For those who missed it, I told the story of the infamous burglar in Turkey, Bishop Nicholas of

Myra, who snuck into poor homes with gifts of money and food, the humble beginnings

of what has now become a massive global industry tracked by our government.

But imagine if some other famous, bearded saint became Santa, say, John the Baptist.

He might ride through the skies on an empty sleigh pulled by camels, wearing earth

tones and leather.

You could leave him locusts and wild honey by the fireplace, which would be gone by morning, along with most of your other stuff.

Jolly Old Saint John would kindly clear you out of all the chaff in your life, all the things that he thinks distract you away from doing good works for God.

His bag would overflow with confiscated cell phones, money, toys, televisions, computers, stereo equipment, important work files, family heirlooms, and all of my Dodger gear.

Perhaps he would graffiti an inspirational message in blood on your bare living room wall:

Repent, you brood of vipers!

Just think of how grateful you would be on Christmas morning after his visit.

For some reason, this idea never quite caught on.

Perhaps the shrieking prophet of imminent destruction is too unmarketable.

Yet the church holds onto him, and not just because the church holds onto everything regardless of whether it will ever get used again.

The church holds onto John and trots him out every Advent, because Advent, by design, is

wisely, wonderfully off-key.

As the radio plays nonstop Christmas music, we sing Advent hymns and extend silence.

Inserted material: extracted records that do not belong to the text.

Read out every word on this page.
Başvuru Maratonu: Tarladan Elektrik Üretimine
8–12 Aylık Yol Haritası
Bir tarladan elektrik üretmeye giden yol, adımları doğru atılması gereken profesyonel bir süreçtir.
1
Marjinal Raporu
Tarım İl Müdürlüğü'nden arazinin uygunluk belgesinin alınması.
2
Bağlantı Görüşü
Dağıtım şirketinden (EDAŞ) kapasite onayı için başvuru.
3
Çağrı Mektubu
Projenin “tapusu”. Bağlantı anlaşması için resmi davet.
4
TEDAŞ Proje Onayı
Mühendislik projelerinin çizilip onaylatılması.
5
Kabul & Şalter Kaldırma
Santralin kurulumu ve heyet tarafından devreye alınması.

As society speeds up its frantic pace to add more shopping and parties and demands, we slow down, at least theoretically.

As the world bathes itself in red and gold and green, we turn blue.

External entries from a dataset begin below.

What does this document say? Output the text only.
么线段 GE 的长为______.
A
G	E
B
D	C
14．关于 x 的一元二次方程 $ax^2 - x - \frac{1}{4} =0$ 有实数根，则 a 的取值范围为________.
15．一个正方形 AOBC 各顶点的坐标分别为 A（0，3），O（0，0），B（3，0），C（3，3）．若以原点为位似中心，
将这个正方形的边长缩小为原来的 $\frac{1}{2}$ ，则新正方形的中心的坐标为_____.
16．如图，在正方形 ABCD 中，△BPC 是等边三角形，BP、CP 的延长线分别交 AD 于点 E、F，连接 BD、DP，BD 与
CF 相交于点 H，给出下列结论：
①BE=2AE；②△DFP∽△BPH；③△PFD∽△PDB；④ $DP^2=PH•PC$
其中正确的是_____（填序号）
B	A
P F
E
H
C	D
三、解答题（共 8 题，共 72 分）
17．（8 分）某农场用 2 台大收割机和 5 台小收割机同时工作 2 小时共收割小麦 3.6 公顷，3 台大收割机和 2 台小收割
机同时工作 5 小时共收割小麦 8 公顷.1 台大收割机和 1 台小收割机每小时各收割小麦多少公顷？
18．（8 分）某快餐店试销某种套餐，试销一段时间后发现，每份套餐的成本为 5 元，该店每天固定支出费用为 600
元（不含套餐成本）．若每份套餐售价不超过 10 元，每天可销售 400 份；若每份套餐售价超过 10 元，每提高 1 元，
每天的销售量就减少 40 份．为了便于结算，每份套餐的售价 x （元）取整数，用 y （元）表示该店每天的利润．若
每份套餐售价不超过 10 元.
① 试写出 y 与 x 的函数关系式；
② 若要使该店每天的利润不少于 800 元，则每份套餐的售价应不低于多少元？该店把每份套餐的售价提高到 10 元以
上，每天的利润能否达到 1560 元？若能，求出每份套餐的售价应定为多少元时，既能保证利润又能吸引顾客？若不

We know things are not as cheerful nor as hopeless as they seem.

There is a different way, a different kind of life, a reality in which lions and lambs can be safe

and tender with one another, and John says it has drawn near, so business as usual is


Even now the ax is lying at the root of the tree, he thunders.

Who scheduled the tree blessing for today?

It is a stroke of Holy Spirit genius, actually.

This artificial tree is expected to bear fruit.

It's branches hold a combination of Christmons—symbols of the faith that tell and celebrate

God's story—and personal ornaments from people who comprise our community,

symbols that tell and celebrate our stories within God's bigger story.

It saves a tree in the forest from an ax, which is good stewardship of our environment, including our air, and it will do this for years to come.

This is important because we are planning for life to flourish in the future.

Appearances to the contrary, Saint John agrees.